WEST PITTSTON — For the second time in less than seven years, the Susquehanna River flooded the borough — this time due to a massive ice jam.
Borough first responders and residents who helped with the emergency two weeks ago were recognized at a council meeting Tuesday, with Mayor Tom Blaskiewicz awarding 56 certificates to police officers, firefighters, and EMTs.
“It’s so easy to say the word ‘first responder,’ but I wanted people in our community and in this region to know that these are husbands, brothers, sisters and when they hear the call they’re there,” he said. “I learned a long time ago that you celebrate successes, and we dodged a big bullet. I wanted us to gather here at this first monthly meeting and thank these people for all of their hard work.”
Sections of West Pittston were under a mandatory evacuation order for a time due to the rapid rise of the river. But when the ice jam broke, floodwaters on Susquehanna Avenue and side streets receded quickly.
Businesses that were honored included Luna’s Pizza and Antonio’s Pizza for donating food to residents and responders, as well as Kuharchik Construction for donating lighting to the flooded area.
Thomas Landscape Management, which is based in West Pittston, was also singled out for using its equipment to clean streets of ice and other debris. The business did the work free of charge.
The flood was the first natural disaster for Police Chief Mike Turner, who said he relied on the experience he picked up from his superiors during the 2011 Lee flood.
“I was thinking of what we did back then and I implemented it this time. So, that helped me out,” said the chief.
Turner said officers assisted with the evacuation process by going door to door. He was also in near-constant contact with the mayor on everything that was happening.
“The mayor and I worked hand in hand,” Turner said. “He helped me, I helped him and it was great. He had ideas, I had ideas and we were working together the entire time of the flood.”
West Pittston Fire Chief John Hood said his crews also went door to door, advising residents of the situation and handing out flyers. They also helped with evacuations.
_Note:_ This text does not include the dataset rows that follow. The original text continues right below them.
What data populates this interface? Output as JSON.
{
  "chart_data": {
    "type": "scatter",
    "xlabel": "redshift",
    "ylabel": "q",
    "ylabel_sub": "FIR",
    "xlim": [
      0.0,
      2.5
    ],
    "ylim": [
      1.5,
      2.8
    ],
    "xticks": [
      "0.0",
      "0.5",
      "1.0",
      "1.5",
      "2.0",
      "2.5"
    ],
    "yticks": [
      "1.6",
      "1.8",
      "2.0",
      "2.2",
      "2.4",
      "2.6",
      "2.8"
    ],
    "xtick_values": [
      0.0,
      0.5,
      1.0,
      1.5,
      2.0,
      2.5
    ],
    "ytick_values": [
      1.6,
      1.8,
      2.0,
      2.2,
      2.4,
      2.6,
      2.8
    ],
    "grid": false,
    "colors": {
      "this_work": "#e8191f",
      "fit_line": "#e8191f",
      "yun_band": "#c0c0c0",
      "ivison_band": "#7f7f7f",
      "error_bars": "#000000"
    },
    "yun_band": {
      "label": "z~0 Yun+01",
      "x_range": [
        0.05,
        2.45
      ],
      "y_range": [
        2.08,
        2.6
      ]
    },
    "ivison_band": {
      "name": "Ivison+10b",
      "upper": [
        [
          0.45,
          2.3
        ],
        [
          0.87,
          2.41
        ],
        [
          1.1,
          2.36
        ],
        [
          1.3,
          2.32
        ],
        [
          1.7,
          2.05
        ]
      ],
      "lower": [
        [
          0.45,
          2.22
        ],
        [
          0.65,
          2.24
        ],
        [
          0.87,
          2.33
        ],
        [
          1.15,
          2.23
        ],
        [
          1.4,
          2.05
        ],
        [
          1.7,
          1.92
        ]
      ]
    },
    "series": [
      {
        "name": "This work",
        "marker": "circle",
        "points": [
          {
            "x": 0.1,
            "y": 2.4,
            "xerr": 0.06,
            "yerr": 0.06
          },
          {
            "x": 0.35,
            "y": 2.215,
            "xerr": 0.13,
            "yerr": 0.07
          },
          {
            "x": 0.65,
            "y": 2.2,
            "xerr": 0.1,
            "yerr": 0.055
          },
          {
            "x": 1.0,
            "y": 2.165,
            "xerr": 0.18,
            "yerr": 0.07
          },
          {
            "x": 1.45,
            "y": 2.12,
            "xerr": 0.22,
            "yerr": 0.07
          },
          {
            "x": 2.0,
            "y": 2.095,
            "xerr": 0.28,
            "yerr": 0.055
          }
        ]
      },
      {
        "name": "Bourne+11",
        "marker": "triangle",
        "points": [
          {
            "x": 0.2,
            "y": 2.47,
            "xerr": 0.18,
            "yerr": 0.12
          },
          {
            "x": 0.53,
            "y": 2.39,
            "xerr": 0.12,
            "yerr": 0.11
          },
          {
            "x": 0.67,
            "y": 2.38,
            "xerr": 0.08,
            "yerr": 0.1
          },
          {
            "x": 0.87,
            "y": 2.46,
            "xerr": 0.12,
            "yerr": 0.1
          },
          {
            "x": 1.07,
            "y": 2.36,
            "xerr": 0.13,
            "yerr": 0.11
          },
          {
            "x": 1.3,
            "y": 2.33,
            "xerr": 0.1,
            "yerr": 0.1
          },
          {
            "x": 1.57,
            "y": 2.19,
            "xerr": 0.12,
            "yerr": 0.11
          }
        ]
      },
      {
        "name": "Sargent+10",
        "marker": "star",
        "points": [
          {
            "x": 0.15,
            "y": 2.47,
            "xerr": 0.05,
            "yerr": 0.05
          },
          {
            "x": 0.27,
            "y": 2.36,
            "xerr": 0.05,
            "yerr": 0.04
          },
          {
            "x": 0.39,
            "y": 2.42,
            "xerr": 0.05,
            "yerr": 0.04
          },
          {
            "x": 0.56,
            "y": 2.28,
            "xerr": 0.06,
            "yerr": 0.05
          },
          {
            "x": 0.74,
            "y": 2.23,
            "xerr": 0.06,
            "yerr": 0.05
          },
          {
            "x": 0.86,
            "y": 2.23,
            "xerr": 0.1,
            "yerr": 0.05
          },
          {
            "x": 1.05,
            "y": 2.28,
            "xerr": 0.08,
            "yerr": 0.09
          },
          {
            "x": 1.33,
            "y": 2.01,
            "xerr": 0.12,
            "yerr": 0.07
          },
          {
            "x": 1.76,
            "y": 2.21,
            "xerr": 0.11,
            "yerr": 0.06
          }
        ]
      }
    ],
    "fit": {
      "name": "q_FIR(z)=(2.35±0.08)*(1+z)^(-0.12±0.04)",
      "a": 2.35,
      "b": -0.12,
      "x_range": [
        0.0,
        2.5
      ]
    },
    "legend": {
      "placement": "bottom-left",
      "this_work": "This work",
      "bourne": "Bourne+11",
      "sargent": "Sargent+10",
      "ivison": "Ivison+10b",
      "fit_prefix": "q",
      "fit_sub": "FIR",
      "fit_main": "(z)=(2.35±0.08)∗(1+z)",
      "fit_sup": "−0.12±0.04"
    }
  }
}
He said the recent flood was harder to deal with than the flood of 2011 due to the unpredictability of the ice jam.
“You kind of knew what was going to happen when the water came up and what you had to do, but nobody knew what the ice was going to do,” Hood said.
Turner echoed Hood’s comments.
“Ice jams are unpredictable,” he said. “This was scary, it was unpredictable and we were monitoring it very, very closely every second of the day.”